Not a great start to Christmas.

As expected, my favorite moment of Christmas was the early morning hours before the children came down the stairs and rain across the living room floor to open their presents. For me, anticipation, excitement, and expectation are far better than all that ever follows, so these moments before the festivities begin are always my favorite.

Seeing the kids peak from between the rails of the bannister at their gifts was also pretty great.

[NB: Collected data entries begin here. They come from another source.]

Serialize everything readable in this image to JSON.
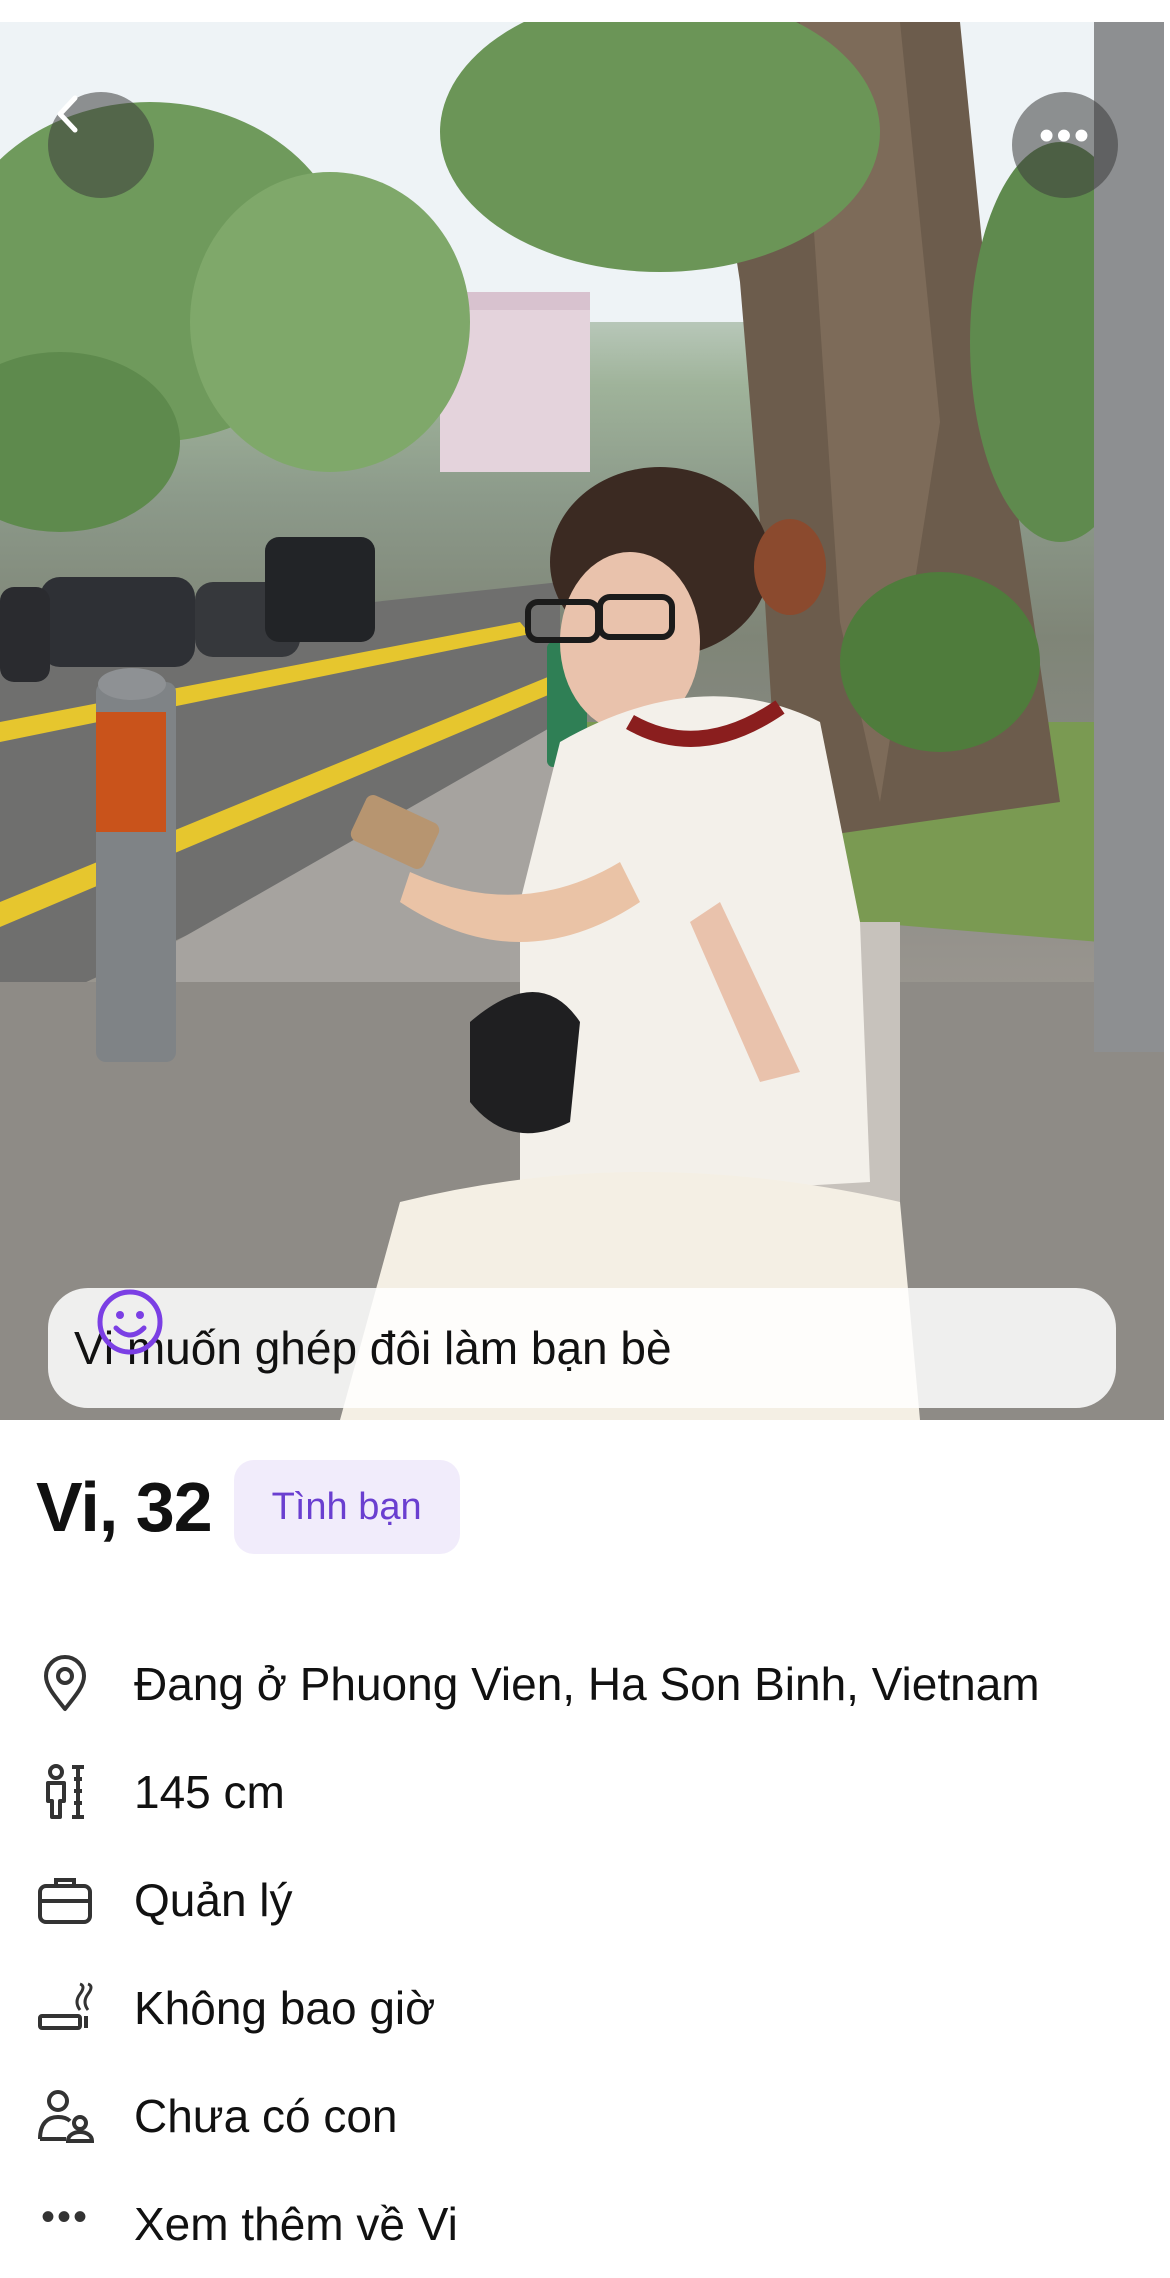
{
  "photo": {
    "alt_subject": "profile-photo"
  },
  "header": {
    "back_icon": "chevron-left-icon",
    "more_icon": "more-horizontal-icon",
    "more_glyph": "•••"
  },
  "intent": {
    "icon": "smiley-icon",
    "text": "Vi muốn ghép đôi làm bạn bè",
    "accent": "#7b3fe4"
  },
  "profile": {
    "name_age": "Vi, 32",
    "tag": "Tình bạn"
  },
  "details": [
    {
      "icon": "location-pin-icon",
      "text": "Đang ở Phuong Vien, Ha Son Binh, Vietnam"
    },
    {
      "icon": "height-icon",
      "text": "145 cm"
    },
    {
      "icon": "briefcase-icon",
      "text": "Quản lý"
    },
    {
      "icon": "smoking-icon",
      "text": "Không bao giờ"
    },
    {
      "icon": "children-icon",
      "text": "Chưa có con"
    },
    {
      "icon": "more-dots-icon",
      "glyph": "•••",
      "text": "Xem thêm về Vi"
    }
  ]
}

Our children are exceptionally appreciative about the gifts they receive. I always feel blessed by the gratitude they express. Watching them open their presents and shout out in excitement is pretty great, too.

This day was no different

Charlie received a book on chemistry from Santa. As he showed it to Clara, she said, “Maybe it has a periodic table of elements inside.”

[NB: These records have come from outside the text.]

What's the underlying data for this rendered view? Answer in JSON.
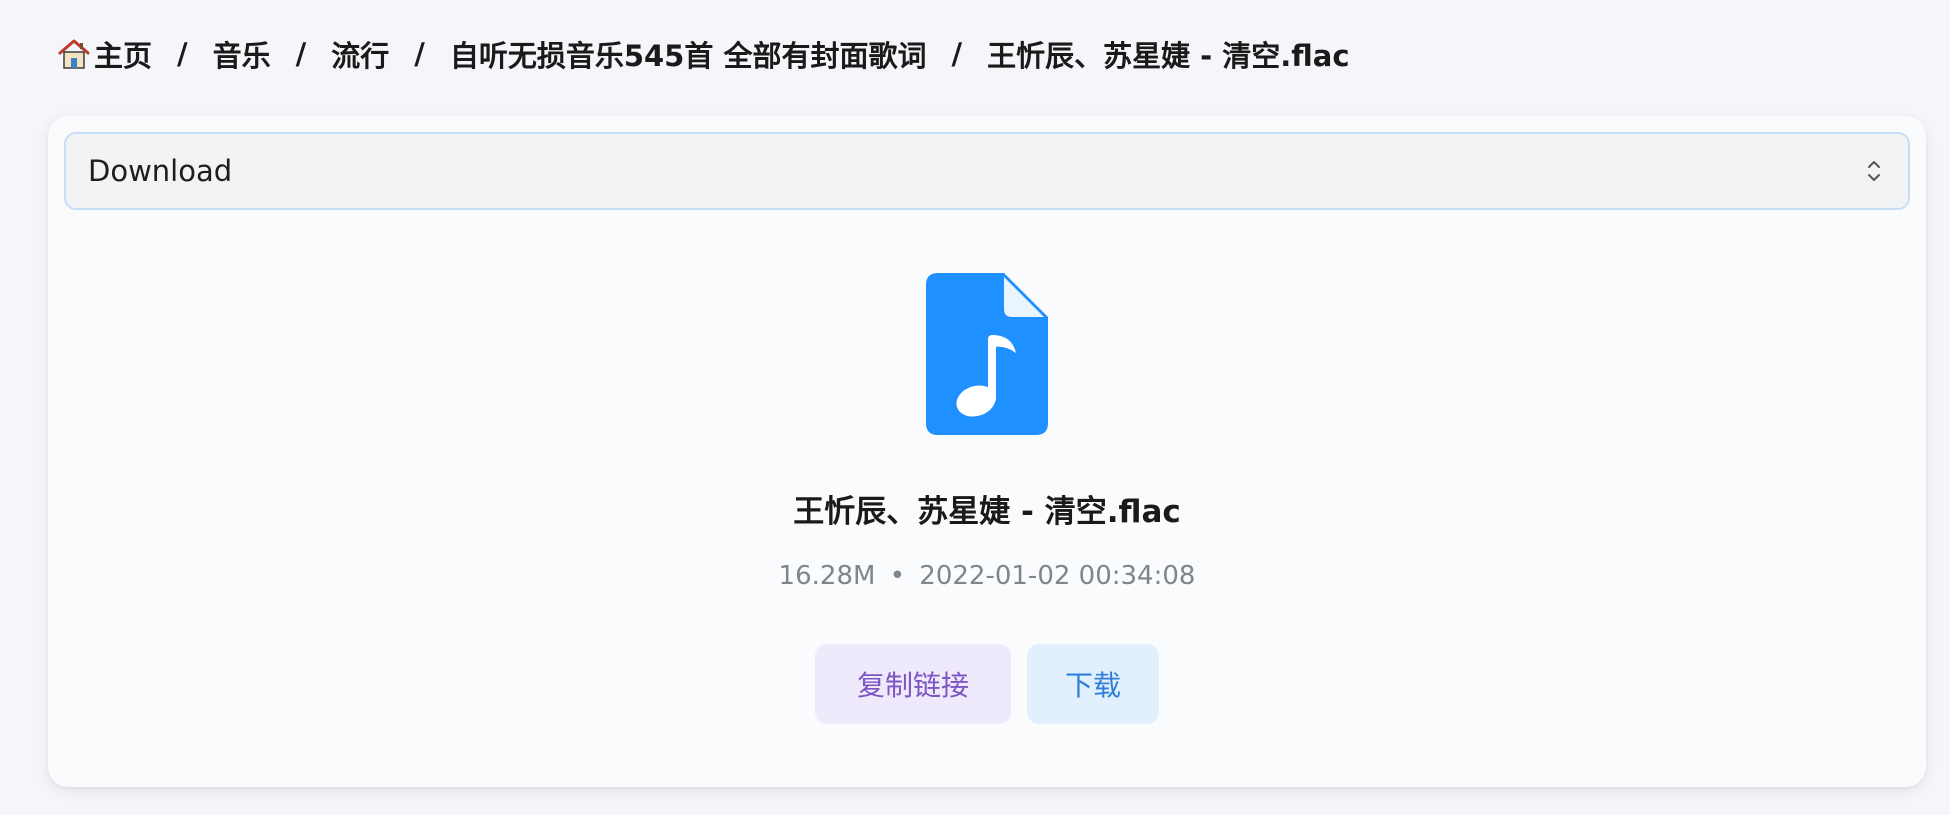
{
  "breadcrumb": {
    "items": [
      {
        "label": "主页",
        "icon": "home-icon"
      },
      {
        "label": "音乐"
      },
      {
        "label": "流行"
      },
      {
        "label": "自听无损音乐545首 全部有封面歌词"
      },
      {
        "label": "王忻辰、苏星婕 - 清空.flac"
      }
    ],
    "separator": "/"
  },
  "select": {
    "value": "Download",
    "icon": "chevron-up-down-icon"
  },
  "file": {
    "icon": "music-file-icon",
    "icon_color": "#1e90ff",
    "name": "王忻辰、苏星婕 - 清空.flac",
    "size": "16.28M",
    "separator": "•",
    "modified": "2022-01-02 00:34:08"
  },
  "actions": {
    "copy_label": "复制链接",
    "download_label": "下载"
  },
  "colors": {
    "accent": "#1e90ff",
    "copy_bg": "#eee9fb",
    "copy_text": "#7d56c2",
    "download_bg": "#e2effd",
    "download_text": "#2f7fd9"
  }
}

“I hope so!” Charlie said.

My kids are wicked smart.

My brother was the first person to arrive on Christmas day. We chatted for about three hours about many things. I learned that:

My grandfather on my mother’s side was an Army Ranger in World War II and a recipient of the Bronze Star. I knew he fought in Europe during the war, but in Jeremy’s words, “Pépère was a bad ass.”

My grandfather on my father’s side also fought in World War II, eventually becoming a machinist in the European theater. I also knew that he had fought in the war, but didn’t know where or what he did.

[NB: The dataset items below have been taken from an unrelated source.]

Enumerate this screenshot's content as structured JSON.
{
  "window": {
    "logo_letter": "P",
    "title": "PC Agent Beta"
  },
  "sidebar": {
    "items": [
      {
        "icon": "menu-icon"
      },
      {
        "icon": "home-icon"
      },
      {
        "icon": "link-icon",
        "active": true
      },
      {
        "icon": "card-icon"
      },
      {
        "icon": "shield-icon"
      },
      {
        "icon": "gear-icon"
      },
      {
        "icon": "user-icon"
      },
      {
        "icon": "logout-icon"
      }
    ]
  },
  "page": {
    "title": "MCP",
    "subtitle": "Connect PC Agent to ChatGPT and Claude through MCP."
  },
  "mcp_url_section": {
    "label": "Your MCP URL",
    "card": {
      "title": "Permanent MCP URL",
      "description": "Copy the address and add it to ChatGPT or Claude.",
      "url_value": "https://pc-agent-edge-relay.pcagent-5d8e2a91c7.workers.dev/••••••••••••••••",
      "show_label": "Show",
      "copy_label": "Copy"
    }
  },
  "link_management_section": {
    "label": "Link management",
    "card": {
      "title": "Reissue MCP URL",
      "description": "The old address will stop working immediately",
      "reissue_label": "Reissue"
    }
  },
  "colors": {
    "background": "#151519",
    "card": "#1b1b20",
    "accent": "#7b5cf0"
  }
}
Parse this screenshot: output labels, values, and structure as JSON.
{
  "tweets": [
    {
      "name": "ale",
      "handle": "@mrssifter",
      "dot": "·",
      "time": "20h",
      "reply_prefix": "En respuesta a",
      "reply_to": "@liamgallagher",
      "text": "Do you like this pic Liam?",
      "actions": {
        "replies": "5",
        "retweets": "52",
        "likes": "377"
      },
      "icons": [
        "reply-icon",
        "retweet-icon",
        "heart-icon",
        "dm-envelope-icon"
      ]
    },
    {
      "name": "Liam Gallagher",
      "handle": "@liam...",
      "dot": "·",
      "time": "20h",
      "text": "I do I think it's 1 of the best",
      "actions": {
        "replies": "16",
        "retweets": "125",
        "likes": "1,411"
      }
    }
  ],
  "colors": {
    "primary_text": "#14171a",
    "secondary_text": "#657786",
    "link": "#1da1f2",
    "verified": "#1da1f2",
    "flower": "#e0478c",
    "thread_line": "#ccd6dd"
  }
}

My great grandfather on my father’s side – who I knew well as a boy – fought in World War I as a sailor in the US Navy. I did not know this at all.

Considering that my father was drafted and fought in Vietnam, this means that my brother and I are the first generation in our family who did not go to war.

Lucky us.

Especially lucky for my brother. He enlisted in the Army in 1990 right out of high school and was preparing for deployment to Operation Desert Storm when the National Guard unit to which his unit was attached and was training went AWOL, making national news and delaying, and ultimately preventing, my brother’s unit from deploying.

Crazy. Without those guys going AWOL, Jeremy would’ve fought in Kuwait or Iraq.

Jeremy first learned of the National Guard unit going AWOL on the front cover of USA Today one early morning. Up until then, he had assumed that the National Guard unit was still present on the training site.

President Clinton later pardoned the two men in command of the unit.

Elysha put our friend Kaia, and then others, to work frosting her cookies. It turned out to be lots of fun for all involved, and I think it’s something she should do every year.

Delegation is a beautiful thing.

We purchased four new chairs for the kids’ art table last week. I thought that with a couple hours to kill on Christmas morning, I would assemble them. I spent 90 minutes putting one of the chairs together. Later, Elysha spent less than 45 minutes putting together the other three and fixing the one I put together because I suck.

This is why Elysha assembles most things in our family.

I looked it up. A sugar plum is “a comfit—that is, a seed, nut, or scrap of spice coated with a layer of hard sugar.”

Yeah, no one has dreamed of a sugar plum in at least a hundred years. If ever.

I hope your Christmas day was as delightful as mine.